Niye söyleyim öyle bir şey? Çıta koymam. Çünkü hiçbir çıtanın altında kalmayacağız, tüm çıtaların üstüne çıkacağız. Biz engelli koşu yapıyoruz. Hem kısa mesafe koşusu, hem maraton, hem engelli koşusu. Niye çıta koyayım. Biz iktidara geleceğiz. Benim Başbakan olmam lazım. Bu insanlarımıza hayır getirecektir, maddi ve manevi. Olmam lazım. Bu kadronun iktidara gelmesi lazım. 

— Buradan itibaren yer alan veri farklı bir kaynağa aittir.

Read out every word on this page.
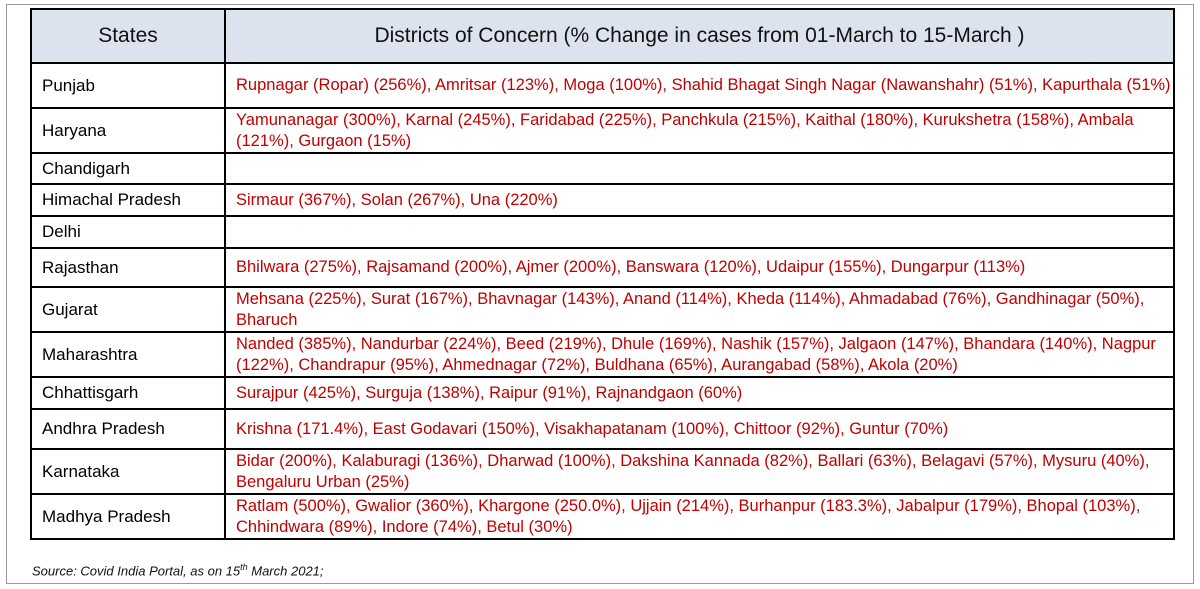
States	Districts of Concern (% Change in cases from 01-March to 15-March )
Punjab	Rupnagar (Ropar) (256%), Amritsar (123%), Moga (100%), Shahid Bhagat Singh Nagar (Nawanshahr) (51%), Kapurthala (51%)
Haryana	Yamunanagar (300%), Karnal (245%), Faridabad (225%), Panchkula (215%), Kaithal (180%), Kurukshetra (158%), Ambala (121%), Gurgaon (15%)
Chandigarh	
Himachal Pradesh	Sirmaur (367%), Solan (267%), Una (220%)
Delhi	
Rajasthan	Bhilwara (275%), Rajsamand (200%), Ajmer (200%), Banswara (120%), Udaipur (155%), Dungarpur (113%)
Gujarat	Mehsana (225%), Surat (167%), Bhavnagar (143%), Anand (114%), Kheda (114%), Ahmadabad (76%), Gandhinagar (50%), Bharuch
Maharashtra	Nanded (385%), Nandurbar (224%), Beed (219%), Dhule (169%), Nashik (157%), Jalgaon (147%), Bhandara (140%), Nagpur (122%), Chandrapur (95%), Ahmednagar (72%), Buldhana (65%), Aurangabad (58%), Akola (20%)
Chhattisgarh	Surajpur (425%), Surguja (138%), Raipur (91%), Rajnandgaon (60%)
Andhra Pradesh	Krishna (171.4%), East Godavari (150%), Visakhapatanam (100%), Chittoor (92%), Guntur (70%)
Karnataka	Bidar (200%), Kalaburagi (136%), Dharwad (100%), Dakshina Kannada (82%), Ballari (63%), Belagavi (57%), Mysuru (40%), Bengaluru Urban (25%)
Madhya Pradesh	Ratlam (500%), Gwalior (360%), Khargone (250.0%), Ujjain (214%), Burhanpur (183.3%), Jabalpur (179%), Bhopal (103%), Chhindwara (89%), Indore (74%), Betul (30%)
Source: Covid India Portal, as on 15th March 2021;
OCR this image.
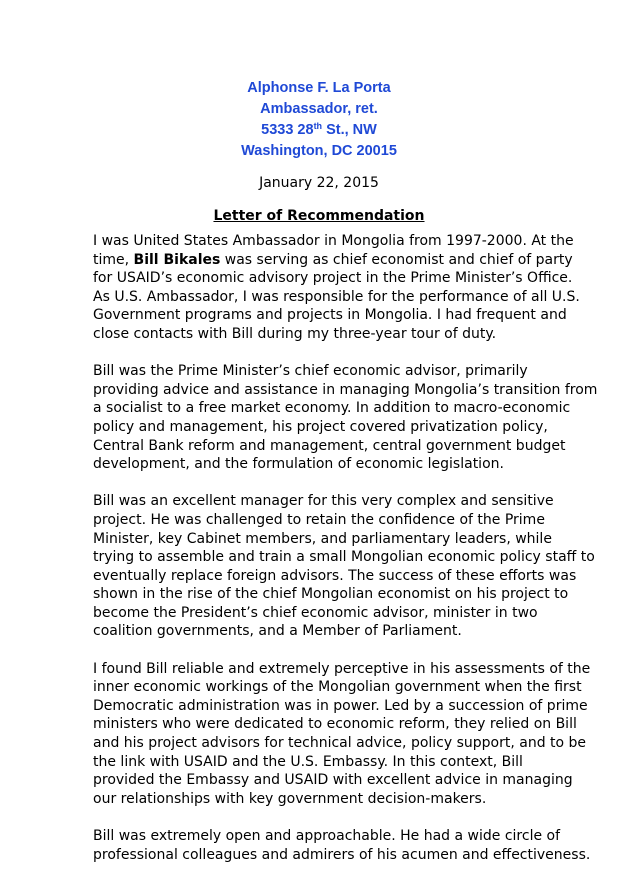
Alphonse F. La Porta
Ambassador, ret.
5333 28th St., NW
Washington, DC 20015
January 22, 2015
Letter of Recommendation

I was United States Ambassador in Mongolia from 1997-2000. At the
time, Bill Bikales was serving as chief economist and chief of party
for USAID’s economic advisory project in the Prime Minister’s Office.
As U.S. Ambassador, I was responsible for the performance of all U.S.
Government programs and projects in Mongolia. I had frequent and
close contacts with Bill during my three-year tour of duty.

Bill was the Prime Minister’s chief economic advisor, primarily
providing advice and assistance in managing Mongolia’s transition from
a socialist to a free market economy. In addition to macro-economic
policy and management, his project covered privatization policy,
Central Bank reform and management, central government budget
development, and the formulation of economic legislation.

Bill was an excellent manager for this very complex and sensitive
project. He was challenged to retain the confidence of the Prime
Minister, key Cabinet members, and parliamentary leaders, while
trying to assemble and train a small Mongolian economic policy staff to
eventually replace foreign advisors. The success of these efforts was
shown in the rise of the chief Mongolian economist on his project to
become the President’s chief economic advisor, minister in two
coalition governments, and a Member of Parliament.

I found Bill reliable and extremely perceptive in his assessments of the
inner economic workings of the Mongolian government when the first
Democratic administration was in power. Led by a succession of prime
ministers who were dedicated to economic reform, they relied on Bill
and his project advisors for technical advice, policy support, and to be
the link with USAID and the U.S. Embassy. In this context, Bill
provided the Embassy and USAID with excellent advice in managing
our relationships with key government decision-makers.

Bill was extremely open and approachable. He had a wide circle of
professional colleagues and admirers of his acumen and effectiveness.
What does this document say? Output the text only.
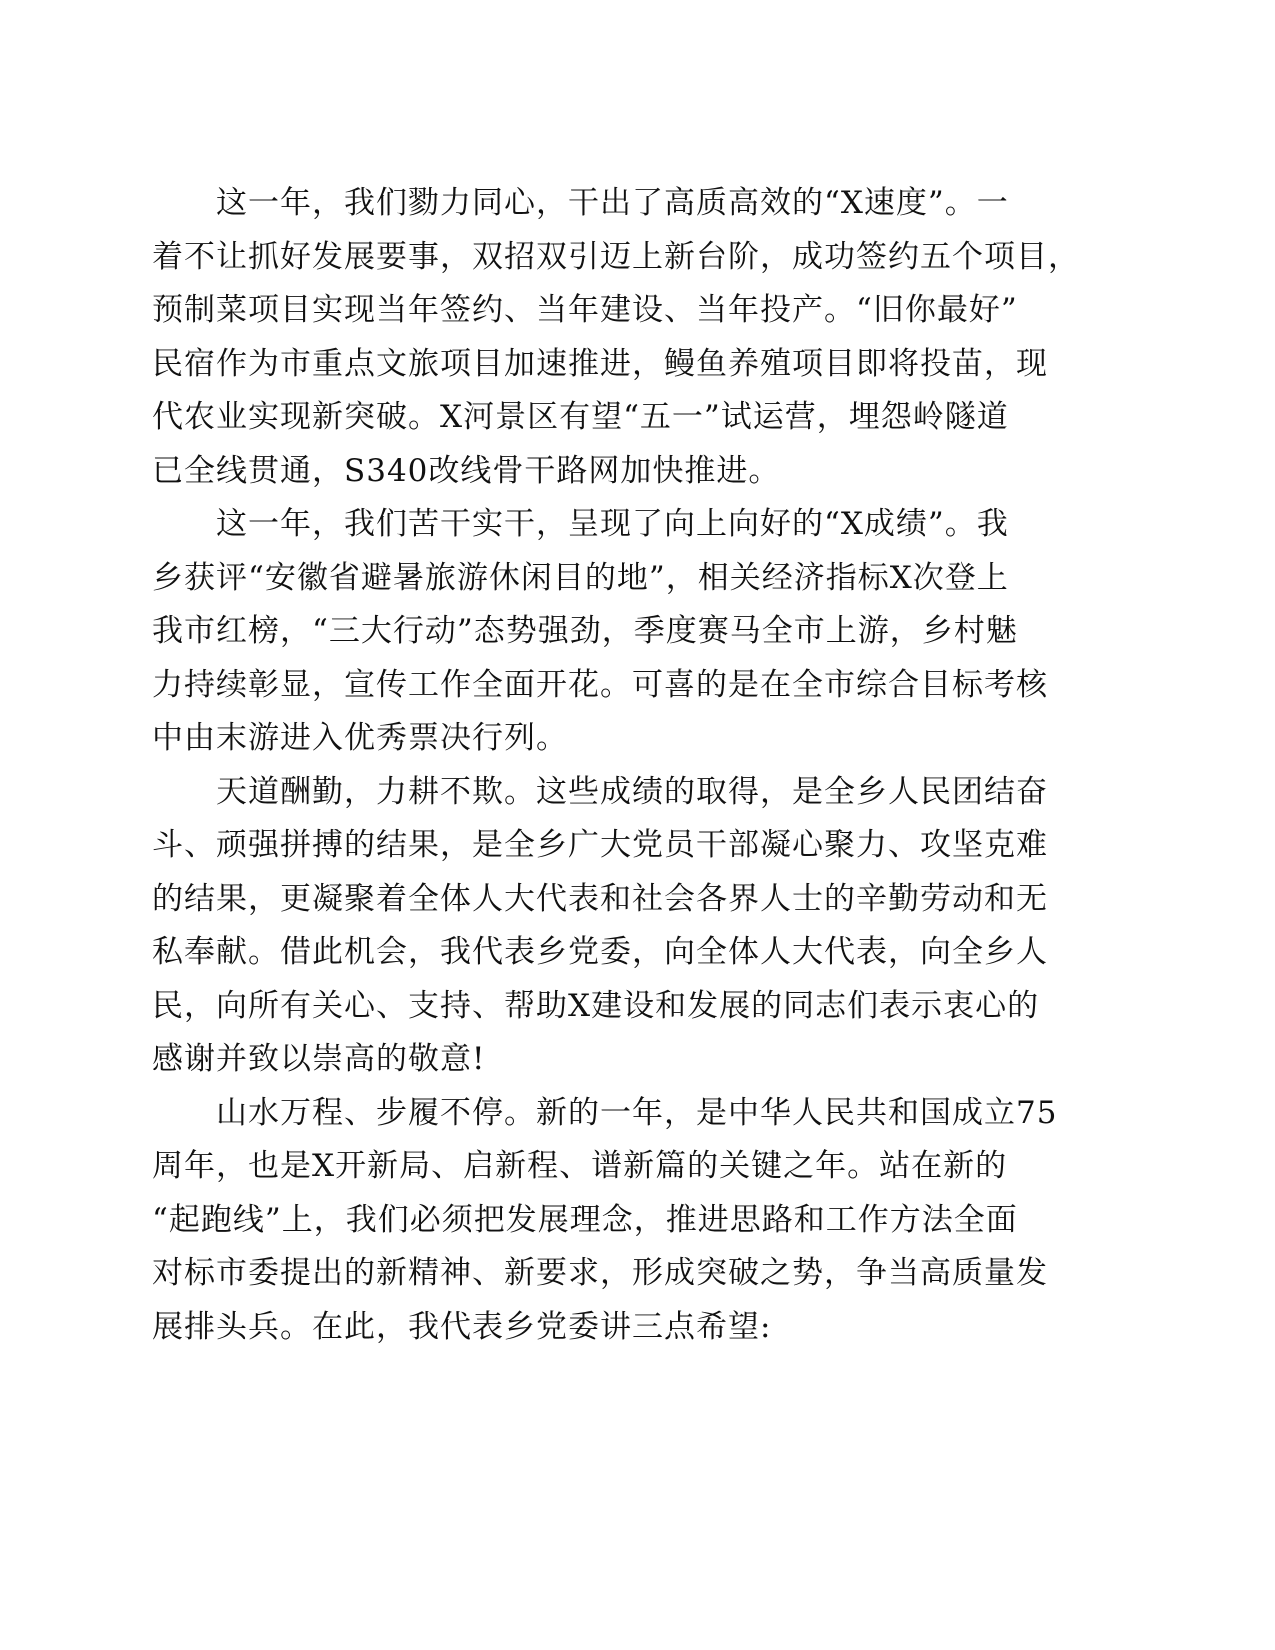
这一年，我们勠力同心，干出了高质高效的“X速度”。一
着不让抓好发展要事，双招双引迈上新台阶，成功签约五个项目，
预制菜项目实现当年签约、当年建设、当年投产。“旧你最好”
民宿作为市重点文旅项目加速推进，鳗鱼养殖项目即将投苗，现
代农业实现新突破。X河景区有望“五一”试运营，埋怨岭隧道
已全线贯通，S340改线骨干路网加快推进。
这一年，我们苦干实干，呈现了向上向好的“X成绩”。我
乡获评“安徽省避暑旅游休闲目的地”，相关经济指标X次登上
我市红榜，“三大行动”态势强劲，季度赛马全市上游，乡村魅
力持续彰显，宣传工作全面开花。可喜的是在全市综合目标考核
中由末游进入优秀票决行列。
天道酬勤，力耕不欺。这些成绩的取得，是全乡人民团结奋
斗、顽强拼搏的结果，是全乡广大党员干部凝心聚力、攻坚克难
的结果，更凝聚着全体人大代表和社会各界人士的辛勤劳动和无
私奉献。借此机会，我代表乡党委，向全体人大代表，向全乡人
民，向所有关心、支持、帮助X建设和发展的同志们表示衷心的
感谢并致以崇高的敬意!
山水万程、步履不停。新的一年，是中华人民共和国成立75
周年，也是X开新局、启新程、谱新篇的关键之年。站在新的
“起跑线”上，我们必须把发展理念，推进思路和工作方法全面
对标市委提出的新精神、新要求，形成突破之势，争当高质量发
展排头兵。在此，我代表乡党委讲三点希望:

Tek malvarlığım Kazakistan’daki 2 odalı evim

Malvarlığınızı açıklar mısınız? 

Şu dünyada sadece Kazakistan’ın Türkistan şehrinde 2 oda bir salondan meydana gelen bahçeli Kazakistan hükümetinin hediye ettiği bir evim var. Bunun dışında şahsi malvarlığım yok. Türkiye’de hiçbirşeyim yok. Yarın olursa hesap sorun. Ama eşim ticaret yapıyor. Sigorta şirketi sahibi. Elhamdülillah o para kazanıyor. Benden para istemez. Zaman zaman da yardım eder. Benim maaşım da bana gül gibi yetiyor.


MİLLİ, MANEVİ DEMOKRATIM

DP Genel Başkana Namık Kemal Zeybek, kendisini şöyle tarfi ediyor: “Ben milli, manevi, insani değerlere bağlı bir demokratım. Bunlar birbirini dengeler. Dengelemezseniz, her birini ayrı alıp o noktada gelişirseniz aşırıya kaçmış düşünceler doğar. DP ortaya çıktığında ana hatlarını verdiğimiz renk ayrımları vardı. Gökkuşağının 7 rengi vardı. Ama 7’si birleşik güneşışığı haline gelir. Bizler milliyetçi, maneviyat, demokratlık, cumhuriyetçilik tarafı ağır basanlar ben hepsini temsil ediyorum.”